SO MUCH TROUBLE IN THE WORLD

Saturday, June 03, 2006

Money for nothing

WASHINGTON - The two cities targeted in the Sept. 11, 2001, attacks will receive far less counterterrorism money this year in what the Homeland Security Department described Wednesday as an effort to spread funding to other communities facing threats.




"At the end of the day our job is to make sure that we apply resources in an appropriate manner across the full breadth of this nation so that we get the maximum benefit out of those dollars," Homeland Security Undersecretary George Foresman told reporters in Washington.

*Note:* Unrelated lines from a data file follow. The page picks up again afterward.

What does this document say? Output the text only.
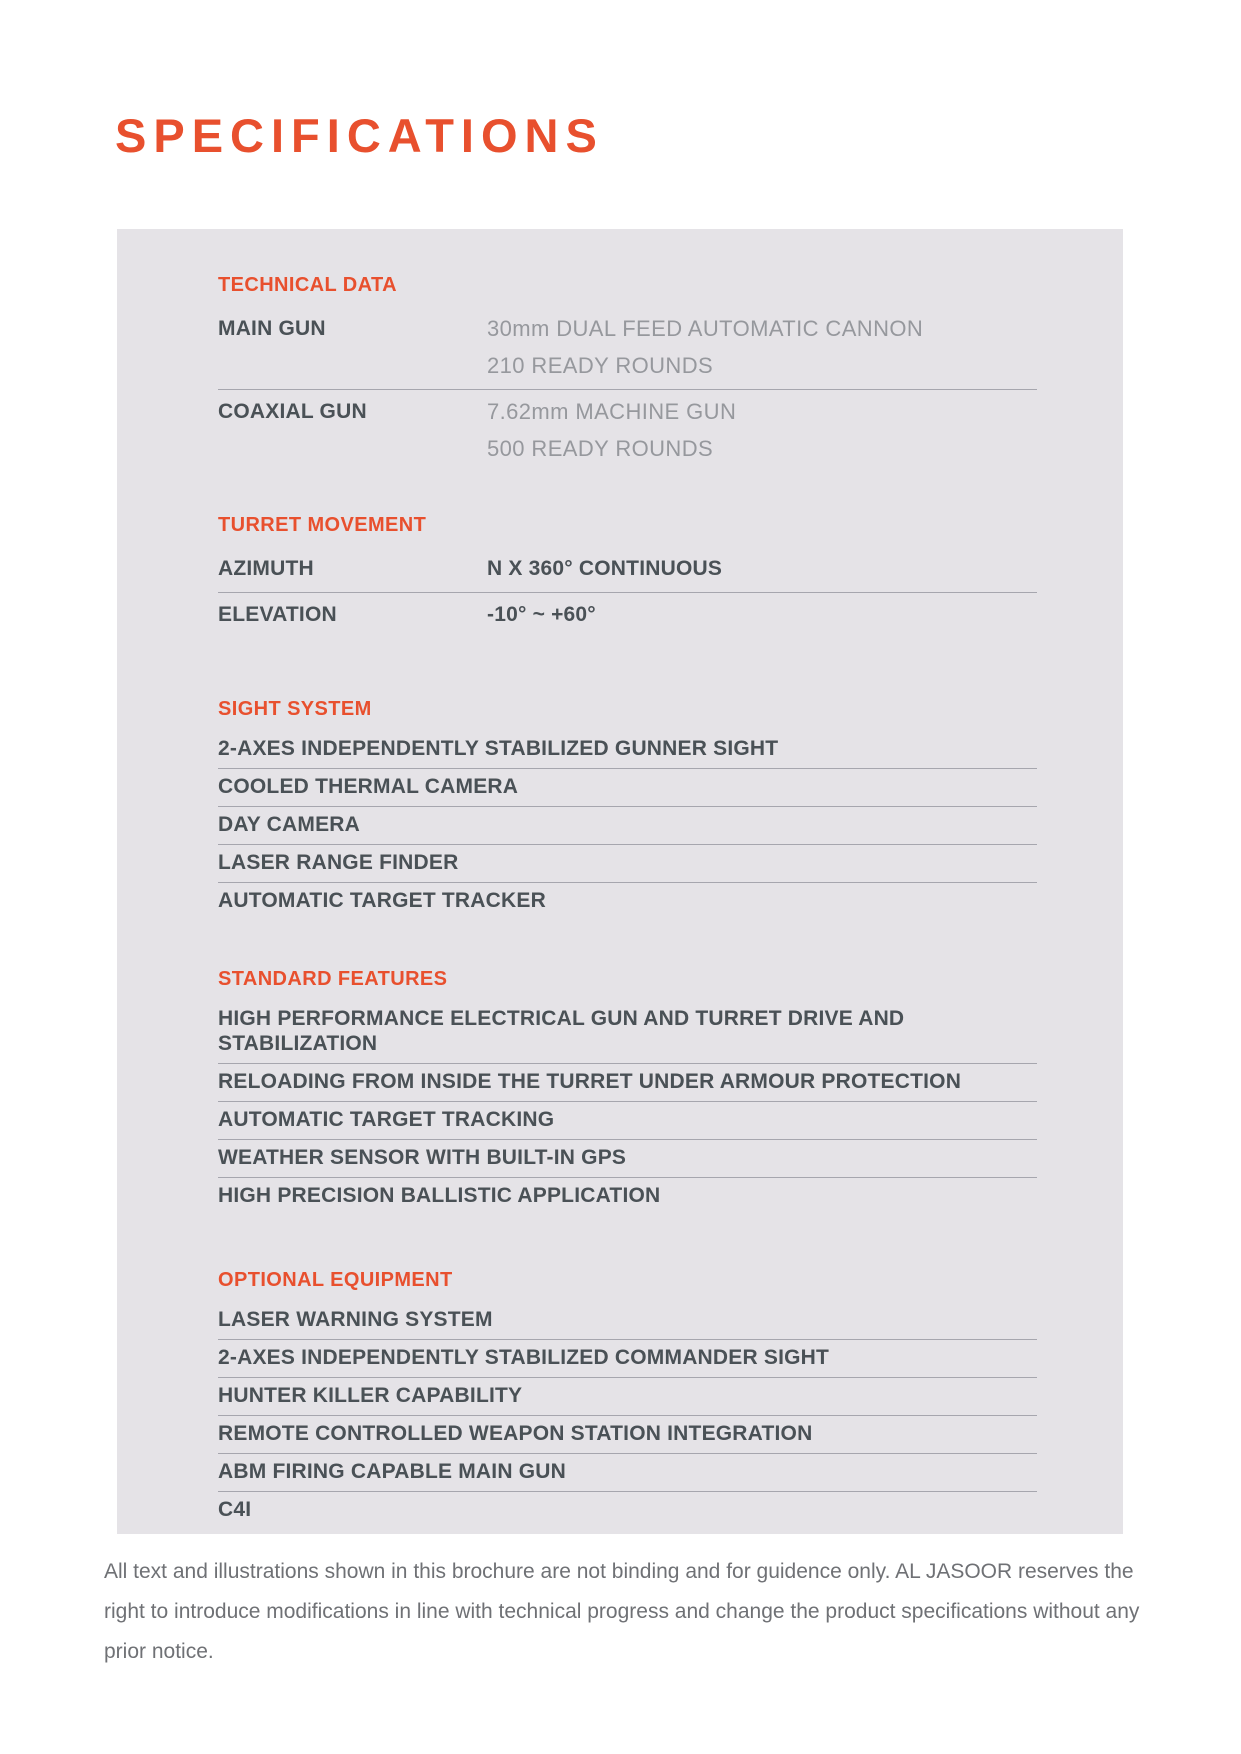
SPECIFICATIONS
TECHNICAL DATA
MAIN GUN	30mm DUAL FEED AUTOMATIC CANNON
210 READY ROUNDS
COAXIAL GUN	7.62mm MACHINE GUN
500 READY ROUNDS
TURRET MOVEMENT
AZIMUTH	N X 360° CONTINUOUS
ELEVATION	-10° ~ +60°
SIGHT SYSTEM
2-AXES INDEPENDENTLY STABILIZED GUNNER SIGHT
COOLED THERMAL CAMERA
DAY CAMERA
LASER RANGE FINDER
AUTOMATIC TARGET TRACKER
STANDARD FEATURES
HIGH PERFORMANCE ELECTRICAL GUN AND TURRET DRIVE AND STABILIZATION
RELOADING FROM INSIDE THE TURRET UNDER ARMOUR PROTECTION
AUTOMATIC TARGET TRACKING
WEATHER SENSOR WITH BUILT-IN GPS
HIGH PRECISION BALLISTIC APPLICATION
OPTIONAL EQUIPMENT
LASER WARNING SYSTEM
2-AXES INDEPENDENTLY STABILIZED COMMANDER SIGHT
HUNTER KILLER CAPABILITY
REMOTE CONTROLLED WEAPON STATION INTEGRATION
ABM FIRING CAPABLE MAIN GUN
C4I

All text and illustrations shown in this brochure are not binding and for guidence only. AL JASOOR reserves the right to introduce modifications in line with technical progress and change the product specifications without any prior notice.
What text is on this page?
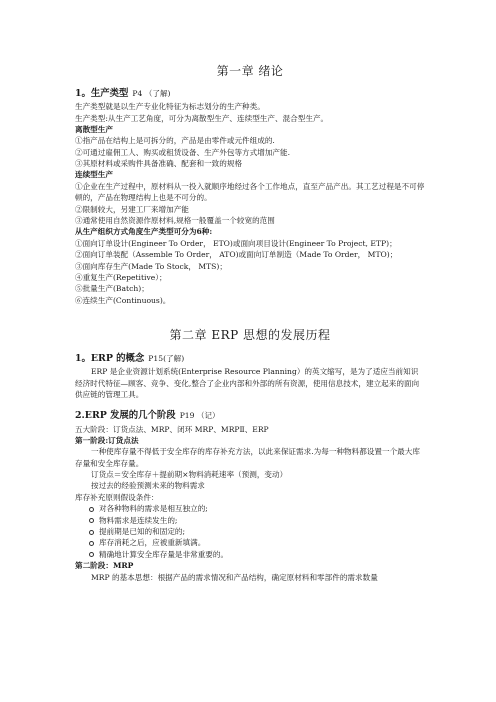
第一章 绪论

1。生产类型 P4 （了解)

生产类型就是以生产专业化特征为标志划分的生产种类。

生产类型:从生产工艺角度，可分为离散型生产、连续型生产、混合型生产。

离散型生产

①指产品在结构上是可拆分的，产品是由零件或元件组成的.

②可通过雇佣工人、购买或租赁设备、生产外包等方式增加产能.

③其原材料或采购件具备准确、配套和一致的规格

连续型生产

①企业在生产过程中，原材料从一投入就顺序地经过各个工作地点，直至产品产出。其工艺过程是不可停顿的，产品在物理结构上也是不可分的。

②限制较大，另建工厂来增加产能

③通常使用自然资源作原材料,规格一般覆盖一个较宽的范围

从生产组织方式角度生产类型可分为6种:

①面向订单设计(Engineer To Order， ETO)或面向项目设计(Engineer To Project, ETP)；

②面向订单装配（Assemble To Order， ATO)或面向订单制造（Made To Order， MTO)；

③面向库存生产(Made To Stock， MTS)；

④重复生产(Repetitive）；

⑤批量生产(Batch)；

⑥连续生产(Continuous)。

第二章 ERP 思想的发展历程

1。ERP 的概念 P15(了解)

ERP 是企业资源计划系统(Enterprise Resource Planning）的英文缩写，是为了适应当前知识经济时代特征—顾客、竞争、变化,整合了企业内部和外部的所有资源，使用信息技术，建立起来的面向供应链的管理工具。

2.ERP 发展的几个阶段 P19 （记）

五大阶段：订货点法、MRP、闭环 MRP、MRPⅡ、ERP

第一阶段:订货点法

一种使库存量不得低于安全库存的库存补充方法，以此来保证需求.为每一种物料都设置一个最大库存量和安全库存量。

订货点＝安全库存＋提前期×物料消耗速率（预测，变动）

按过去的经验预测未来的物料需求

库存补充原则假设条件：

对各种物料的需求是相互独立的;
物料需求是连续发生的;
提前期是已知的和固定的;
库存消耗之后，应被重新填满。
精确地计算安全库存量是非常重要的。

第二阶段：MRP

MRP 的基本思想：根据产品的需求情况和产品结构，确定原材料和零部件的需求数量
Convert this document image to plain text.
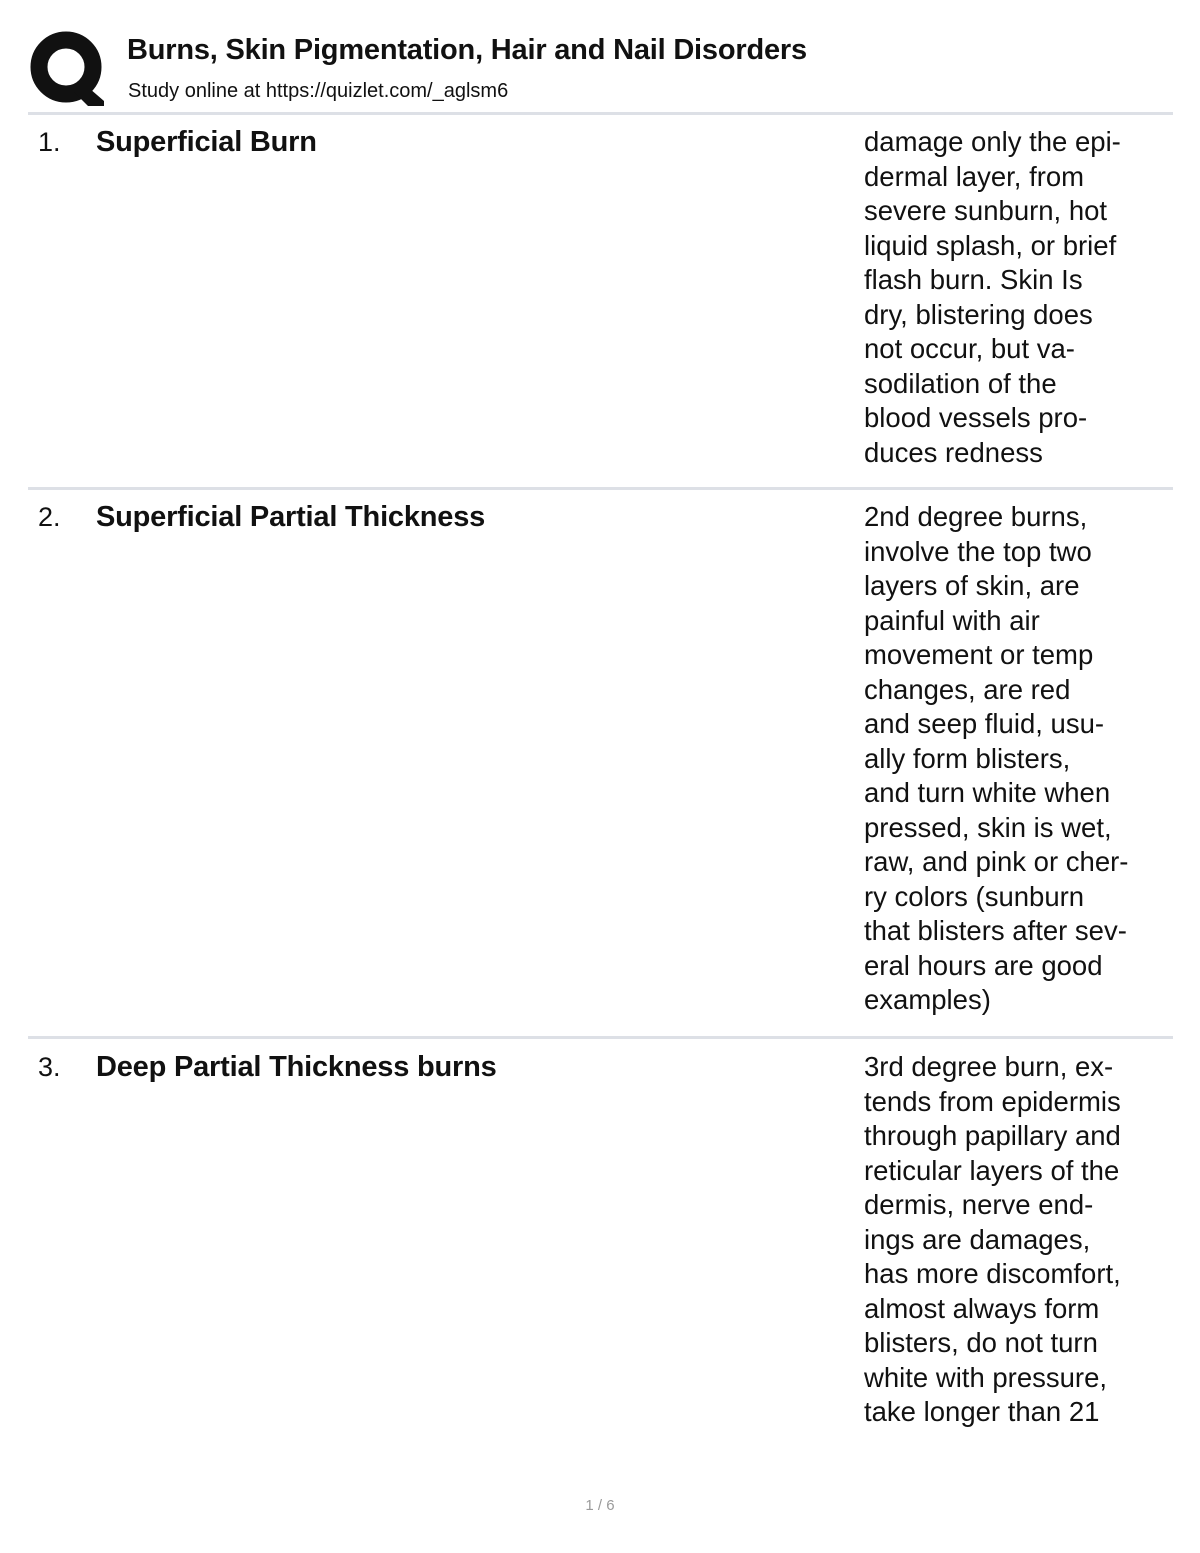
Burns, Skin Pigmentation, Hair and Nail Disorders
Study online at https://quizlet.com/_aglsm6
1. Superficial Burn	damage only the epi-
dermal layer, from
severe sunburn, hot
liquid splash, or brief
flash burn. Skin Is
dry, blistering does
not occur, but va-
sodilation of the
blood vessels pro-
duces redness
2. Superficial Partial Thickness	2nd degree burns,
involve the top two
layers of skin, are
painful with air
movement or temp
changes, are red
and seep fluid, usu-
ally form blisters,
and turn white when
pressed, skin is wet,
raw, and pink or cher-
ry colors (sunburn
that blisters after sev-
eral hours are good
examples)
3. Deep Partial Thickness burns	3rd degree burn, ex-
tends from epidermis
through papillary and
reticular layers of the
dermis, nerve end-
ings are damages,
has more discomfort,
almost always form
blisters, do not turn
white with pressure,
take longer than 21
1 / 6
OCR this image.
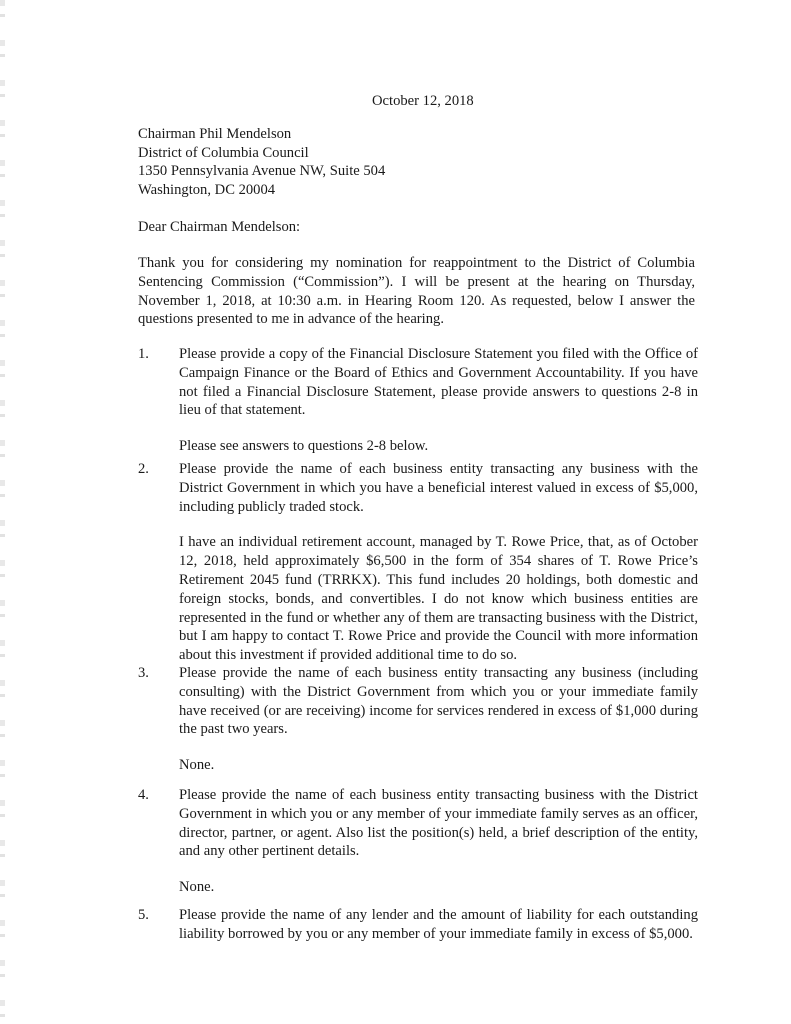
October 12, 2018
Chairman Phil Mendelson
District of Columbia Council
1350 Pennsylvania Avenue NW, Suite 504
Washington, DC 20004
Dear Chairman Mendelson:
Thank you for considering my nomination for reappointment to the District of Columbia Sentencing Commission (“Commission”). I will be present at the hearing on Thursday, November 1, 2018, at 10:30 a.m. in Hearing Room 120. As requested, below I answer the questions presented to me in advance of the hearing.
1.	Please provide a copy of the Financial Disclosure Statement you filed with the Office of Campaign Finance or the Board of Ethics and Government Accountability. If you have not filed a Financial Disclosure Statement, please provide answers to questions 2-8 in lieu of that statement.
Please see answers to questions 2-8 below.
2.	Please provide the name of each business entity transacting any business with the District Government in which you have a beneficial interest valued in excess of $5,000, including publicly traded stock.
I have an individual retirement account, managed by T. Rowe Price, that, as of October 12, 2018, held approximately $6,500 in the form of 354 shares of T. Rowe Price’s Retirement 2045 fund (TRRKX). This fund includes 20 holdings, both domestic and foreign stocks, bonds, and convertibles. I do not know which business entities are represented in the fund or whether any of them are transacting business with the District, but I am happy to contact T. Rowe Price and provide the Council with more information about this investment if provided additional time to do so.
3.	Please provide the name of each business entity transacting any business (including consulting) with the District Government from which you or your immediate family have received (or are receiving) income for services rendered in excess of $1,000 during the past two years.
None.
4.	Please provide the name of each business entity transacting business with the District Government in which you or any member of your immediate family serves as an officer, director, partner, or agent. Also list the position(s) held, a brief description of the entity, and any other pertinent details.
None.
5.	Please provide the name of any lender and the amount of liability for each outstanding liability borrowed by you or any member of your immediate family in excess of $5,000.
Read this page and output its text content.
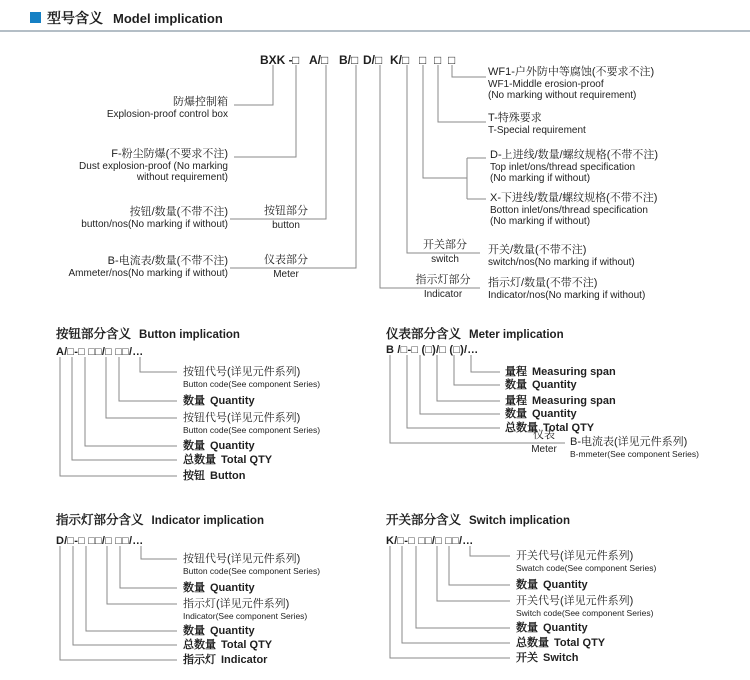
型号含义 Model implication
BXK - □ A/□ B/□ D/□ K/□ □ □ □
防爆控制箱
Explosion-proof control box
F-粉尘防爆(不要求不注)
Dust explosion-proof (No marking
without requirement)
按钮/数量(不带不注)
button/nos(No marking if without)
B-电流表/数量(不带不注)
Ammeter/nos(No marking if without)
按钮部分
button
仪表部分
Meter
开关部分
switch
指示灯部分
Indicator
WF1-户外防中等腐蚀(不要求不注)
WF1-Middle erosion-proof
(No marking without requirement)
T-特殊要求
T-Special requirement
D-上进线/数量/螺纹规格(不带不注)
Top inlet/ons/thread specification
(No marking if without)
X-下进线/数量/螺纹规格(不带不注)
Botton inlet/ons/thread specification
(No marking if without)
开关/数量(不带不注)
switch/nos(No marking if without)
指示灯/数量(不带不注)
Indicator/nos(No marking if without)
按钮部分含义 Button implication
A/□-□ □□/□ □□/…
按钮代号(详见元件系列)
Button code(See component Series)
数量 Quantity
按钮代号(详见元件系列)
Button code(See component Series)
数量 Quantity
总数量 Total QTY
按钮 Button
仪表部分含义 Meter implication
B /□-□ (□)/□ (□)/…
量程 Measuring span
数量 Quantity
量程 Measuring span
数量 Quantity
总数量 Total QTY
仪表
Meter
B-电流表(详见元件系列)
B-mmeter(See component Series)
指示灯部分含义 Indicator implication
D/□-□ □□/□ □□/…
按钮代号(详见元件系列)
Button code(See component Series)
数量 Quantity
指示灯(详见元件系列)
Indicator(See component Series)
数量 Quantity
总数量 Total QTY
指示灯 Indicator
开关部分含义 Switch implication
K/□-□ □□/□ □□/…
开关代号(详见元件系列)
Swatch code(See component Series)
数量 Quantity
开关代号(详见元件系列)
Switch code(See component Series)
数量 Quantity
总数量 Total QTY
开关 Switch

The panel that guided the distribution of $711 million in antiterrorism money in a process that led to New York City's share being reduced by 40 percent is a shadow player in the war on terror, its work kept secret and its members shielded from view.


2 Comments:

Blogger @alyssa ettinger said...

did we even get the original $$$ that was promised to us after 9/11? i remember hearing that we hadn't.

regardless, nothing like putting glow-in-the-dark paint over the bullseye we already have over the city. swell.

10:14 AM  
Blogger Shadowspun said...

I'm probably going to get smacked for this, but it looks like part of the reason is that the DHS doesn't like the way NYC spent the money and part is a cut in the funding of the program itself by Congress. Although, the comment about NYC having no national monuments is a "bit" strange. I wonder what the Lady is, then?

Boston, DC, San Fran and Phoenix also got cuts. LOL. I doubt anyone from my town even applied! We're the home of one munitions factory and within spitting distance of another one. If this were the Cold War, they'd be risks, but not as much now.